# When my Son was 2....



## Kenpojujitsu3 (Mar 22, 2007)

...I began teaching him Ju Jitsu...







...when he became 4 I added Kenpo....






...Yesterday at age 6 I thought I could still take him. So I tackled him to the ground from behind and started raining punches. This nut rolls to guard and blocks punches with his feet....I thought it was luck he was blocking...he proved me VERY wrong so we took some pics of the final result.











Hawkins IV by armbar. The surprising part is 1) I didn't give him the arm he got it himself 2) I didn't tell him what to do or how to do it so all the "details" the grapplers see he did on his own and 3) we haven't worked Ju Jitsu or Kenpo in a long time together as he seemed to lose interest and I didn't want to force him. I'm beyond happy right now, I guess it's time to start teaching him again?
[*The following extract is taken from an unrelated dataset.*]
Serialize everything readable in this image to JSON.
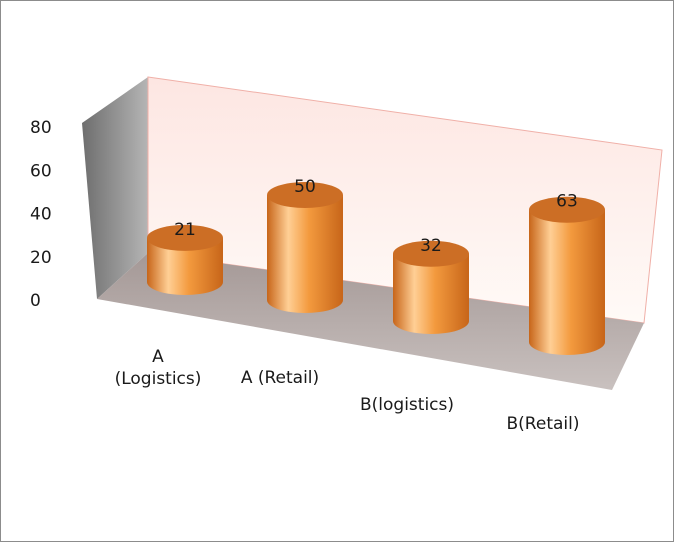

Just felt like sharing, this is a good time for me.


----------



## terryl965 (Mar 22, 2007)

Very nice see childern can learn to develope that instrinct.


----------



## IWishToLearn (Mar 30, 2007)

Congratulations James - I'm sure you're beyond proud.


----------



## morph4me (Mar 30, 2007)

Great pics. You have alot to be proud of. Thanks for sharing


----------



## Doc (Mar 30, 2007)

Kenpojujitsu3 said:


> ...I began teaching him Ju Jitsu...
> 
> 
> 
> ...


Dam, I've been talking to the wrong Hawkins.


----------